Keep in mind that privately owned ATM's are prevalent in convenience stores and some hotels. You will be warned that the owner levies an ATM charge, usually between USD $5.00-9.00 per transaction, so avoid these like the plague. Similarly, trying to play the FX lock-in rate with Travel Cards can bite you, along with their add-on fees and restrictions ie: moving your money between different transaction currency wallets on the same card.
I travel the USA extensively 3-4 times a year and a month at a time .. and the only state I have found where BoA is lacking a presence is Nebraska. Elsewhere, they cover the entire USA.
Member since 21 Jul 2016
Total posts 25
All very well for OZZIES but others e.g. NZ, are severly limited in what we can do (unless someone can advise better). Cash Passport + credit card+cash is the best option for me.
For business, some cash and credit card is all I require for short trips (week or so), but anything longer options are limited.
Member since 19 Apr 2012
Total posts 730
I did some homework last year and Citibank was slightly cheaper than qantas cash. So I use qantas cash for shorter trips and Citibank for longer ones. Setting up an Australian Citibank account is easy the counterpart one in the US less so but possible. This was for a six month trip so worked out fine.
Virgin Australia - Velocity Rewards
Member since 07 Dec 2015
Total posts 57
I've been looking at ING - I need to do something different.
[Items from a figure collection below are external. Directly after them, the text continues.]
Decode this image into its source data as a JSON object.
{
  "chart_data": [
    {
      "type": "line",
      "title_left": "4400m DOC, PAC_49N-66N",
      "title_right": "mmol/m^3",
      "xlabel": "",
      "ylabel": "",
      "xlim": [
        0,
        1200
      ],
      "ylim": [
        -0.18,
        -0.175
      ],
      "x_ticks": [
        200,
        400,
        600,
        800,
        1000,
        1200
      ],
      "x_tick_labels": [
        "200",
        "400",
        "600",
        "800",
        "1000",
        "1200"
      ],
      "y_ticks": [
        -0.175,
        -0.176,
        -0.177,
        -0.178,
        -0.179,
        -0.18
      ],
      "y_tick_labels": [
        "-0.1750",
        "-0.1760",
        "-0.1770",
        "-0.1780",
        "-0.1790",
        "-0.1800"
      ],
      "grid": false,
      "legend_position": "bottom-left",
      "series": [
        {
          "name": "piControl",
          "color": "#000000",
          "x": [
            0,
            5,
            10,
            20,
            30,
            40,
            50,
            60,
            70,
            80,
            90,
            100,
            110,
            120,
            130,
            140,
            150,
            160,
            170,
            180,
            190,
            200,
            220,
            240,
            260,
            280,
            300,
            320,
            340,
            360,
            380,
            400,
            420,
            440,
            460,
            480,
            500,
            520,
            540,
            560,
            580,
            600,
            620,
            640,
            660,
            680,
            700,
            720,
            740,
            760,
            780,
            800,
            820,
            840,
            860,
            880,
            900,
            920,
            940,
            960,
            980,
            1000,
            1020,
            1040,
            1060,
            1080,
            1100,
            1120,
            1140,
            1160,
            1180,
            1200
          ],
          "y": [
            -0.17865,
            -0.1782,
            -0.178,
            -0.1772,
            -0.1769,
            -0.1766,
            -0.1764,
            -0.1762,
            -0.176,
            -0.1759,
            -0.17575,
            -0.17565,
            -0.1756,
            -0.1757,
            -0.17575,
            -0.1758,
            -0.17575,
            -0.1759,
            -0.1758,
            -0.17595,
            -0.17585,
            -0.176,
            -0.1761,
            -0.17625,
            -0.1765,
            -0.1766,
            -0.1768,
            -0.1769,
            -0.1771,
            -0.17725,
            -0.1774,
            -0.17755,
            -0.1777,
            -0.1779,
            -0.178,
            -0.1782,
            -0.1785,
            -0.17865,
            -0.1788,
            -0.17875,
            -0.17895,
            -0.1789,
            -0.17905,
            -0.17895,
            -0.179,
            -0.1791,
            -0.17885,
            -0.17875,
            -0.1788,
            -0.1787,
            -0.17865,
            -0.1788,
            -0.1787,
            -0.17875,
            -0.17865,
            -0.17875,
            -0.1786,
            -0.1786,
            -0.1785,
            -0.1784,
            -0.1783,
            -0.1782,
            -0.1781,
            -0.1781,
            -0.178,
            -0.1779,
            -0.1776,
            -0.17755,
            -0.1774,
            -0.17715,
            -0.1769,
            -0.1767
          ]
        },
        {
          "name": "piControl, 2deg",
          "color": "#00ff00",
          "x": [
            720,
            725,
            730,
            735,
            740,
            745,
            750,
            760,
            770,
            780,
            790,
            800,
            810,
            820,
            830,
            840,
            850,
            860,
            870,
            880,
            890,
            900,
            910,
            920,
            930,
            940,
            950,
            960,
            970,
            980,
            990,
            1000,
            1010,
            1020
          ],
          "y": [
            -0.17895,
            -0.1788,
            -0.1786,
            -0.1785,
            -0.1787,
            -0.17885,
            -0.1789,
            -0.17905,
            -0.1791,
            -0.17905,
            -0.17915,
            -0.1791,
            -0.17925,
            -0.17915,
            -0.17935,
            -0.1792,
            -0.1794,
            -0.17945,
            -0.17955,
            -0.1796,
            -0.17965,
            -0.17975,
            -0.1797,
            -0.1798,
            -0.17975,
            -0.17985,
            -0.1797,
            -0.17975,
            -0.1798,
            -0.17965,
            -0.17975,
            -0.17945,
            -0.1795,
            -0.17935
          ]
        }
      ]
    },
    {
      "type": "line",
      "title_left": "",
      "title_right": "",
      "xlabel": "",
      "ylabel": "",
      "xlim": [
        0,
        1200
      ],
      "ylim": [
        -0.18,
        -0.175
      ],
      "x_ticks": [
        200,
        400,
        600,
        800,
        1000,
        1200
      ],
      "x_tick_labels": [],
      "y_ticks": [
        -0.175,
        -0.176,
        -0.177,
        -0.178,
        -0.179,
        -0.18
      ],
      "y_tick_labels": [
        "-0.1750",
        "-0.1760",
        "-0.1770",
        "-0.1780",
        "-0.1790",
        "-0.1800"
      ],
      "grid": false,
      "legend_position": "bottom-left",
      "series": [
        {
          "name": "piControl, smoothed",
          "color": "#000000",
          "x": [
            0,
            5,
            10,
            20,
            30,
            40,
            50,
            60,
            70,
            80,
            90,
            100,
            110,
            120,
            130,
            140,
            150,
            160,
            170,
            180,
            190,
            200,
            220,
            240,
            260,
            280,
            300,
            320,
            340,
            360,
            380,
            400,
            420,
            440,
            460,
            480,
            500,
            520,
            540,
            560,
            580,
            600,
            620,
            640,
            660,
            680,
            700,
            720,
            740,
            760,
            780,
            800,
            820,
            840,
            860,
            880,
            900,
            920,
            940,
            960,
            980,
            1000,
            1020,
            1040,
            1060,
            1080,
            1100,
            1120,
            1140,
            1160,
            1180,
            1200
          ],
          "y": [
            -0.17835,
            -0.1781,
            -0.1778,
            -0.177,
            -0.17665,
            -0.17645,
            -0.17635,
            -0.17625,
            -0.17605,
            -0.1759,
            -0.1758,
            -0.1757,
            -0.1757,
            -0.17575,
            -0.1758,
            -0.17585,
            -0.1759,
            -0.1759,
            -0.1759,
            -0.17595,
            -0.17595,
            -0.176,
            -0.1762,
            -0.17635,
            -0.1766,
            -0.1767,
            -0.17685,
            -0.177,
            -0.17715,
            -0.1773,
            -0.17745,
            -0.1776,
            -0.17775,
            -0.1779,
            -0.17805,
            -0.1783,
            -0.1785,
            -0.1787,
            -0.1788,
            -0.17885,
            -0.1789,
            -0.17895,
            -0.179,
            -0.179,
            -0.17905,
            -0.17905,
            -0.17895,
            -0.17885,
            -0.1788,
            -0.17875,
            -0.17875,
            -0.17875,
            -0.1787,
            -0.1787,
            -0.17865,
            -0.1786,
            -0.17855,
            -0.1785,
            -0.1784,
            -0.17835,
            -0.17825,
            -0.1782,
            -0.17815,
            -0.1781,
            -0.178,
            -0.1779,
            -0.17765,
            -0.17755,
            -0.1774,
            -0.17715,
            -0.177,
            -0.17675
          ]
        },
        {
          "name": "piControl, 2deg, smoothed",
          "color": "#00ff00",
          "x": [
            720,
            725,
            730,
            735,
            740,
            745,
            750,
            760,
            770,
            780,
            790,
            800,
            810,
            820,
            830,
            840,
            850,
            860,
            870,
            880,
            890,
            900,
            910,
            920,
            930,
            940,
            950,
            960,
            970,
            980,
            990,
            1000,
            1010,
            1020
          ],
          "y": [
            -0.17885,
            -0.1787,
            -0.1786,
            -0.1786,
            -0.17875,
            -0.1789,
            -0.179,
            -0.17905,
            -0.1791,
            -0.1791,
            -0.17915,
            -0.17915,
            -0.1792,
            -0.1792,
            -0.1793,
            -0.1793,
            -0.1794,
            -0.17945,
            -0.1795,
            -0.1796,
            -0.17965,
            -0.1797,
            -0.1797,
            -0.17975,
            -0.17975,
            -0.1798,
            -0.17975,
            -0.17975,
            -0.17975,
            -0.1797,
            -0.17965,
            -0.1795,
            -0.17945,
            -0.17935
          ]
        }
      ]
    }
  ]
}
The international fee rebates all look good and your experience has been a good exchange rate consistently?
Member since 20 Jan 2016
Total posts 1
Payment by credit cards is the norm for most purchases in the US. 28 Degrees credit card works well, as do Citibank Plus debit card and Qantas Travel Money debit card for payments and cash (assuming you have converted AUD to USD on the Qantas card before you head off to the US). 28 Degrees (credit use only) and Citibank Plus FX rates are usually more favourable. But if you want to use a debit card to pay for petrol (gas) at service stations you'll need to get pre-authorisation inside at the cashier. Credit card payment at the pump ("swipe and go") is the go at gas stations. A small amount of cash ($50 in small bills) for the ubiquitous tipping culture is always handy.
Member since 15 Apr 2019
Member since 11 Dec 2018
Total posts 16
Member since 04 May 2015
Total posts 58
Up may have no percentage-based international transaction fees, but it still hits customers with a $5 (aud) international ATM withdrawal fee, and that's on top of whatever the ATM operator charges.You also get charged $1.50 (aud) to check your balance at a foreign ATM, again on top of any operator charges.I don't know about you, but I'm generally not withdrawing wads of cash overseas, only what I need for each trip as I'll use my credit card whenever I can, so I'm lucky to withdraw the equivalent of $20 aud at a time. Tack a $5 withdrawal fee onto that and it's effectively a 25% surcharge unless I withdraw a lot more cash (which means forgoing credit card points on some purchases to use that cash up instead, or converting back and taking a currency loss), so as a current Citibank customer, that gives me zero incentive to change banks and try Up, when Citi waives both international transaction and international ATM withdrawal fees.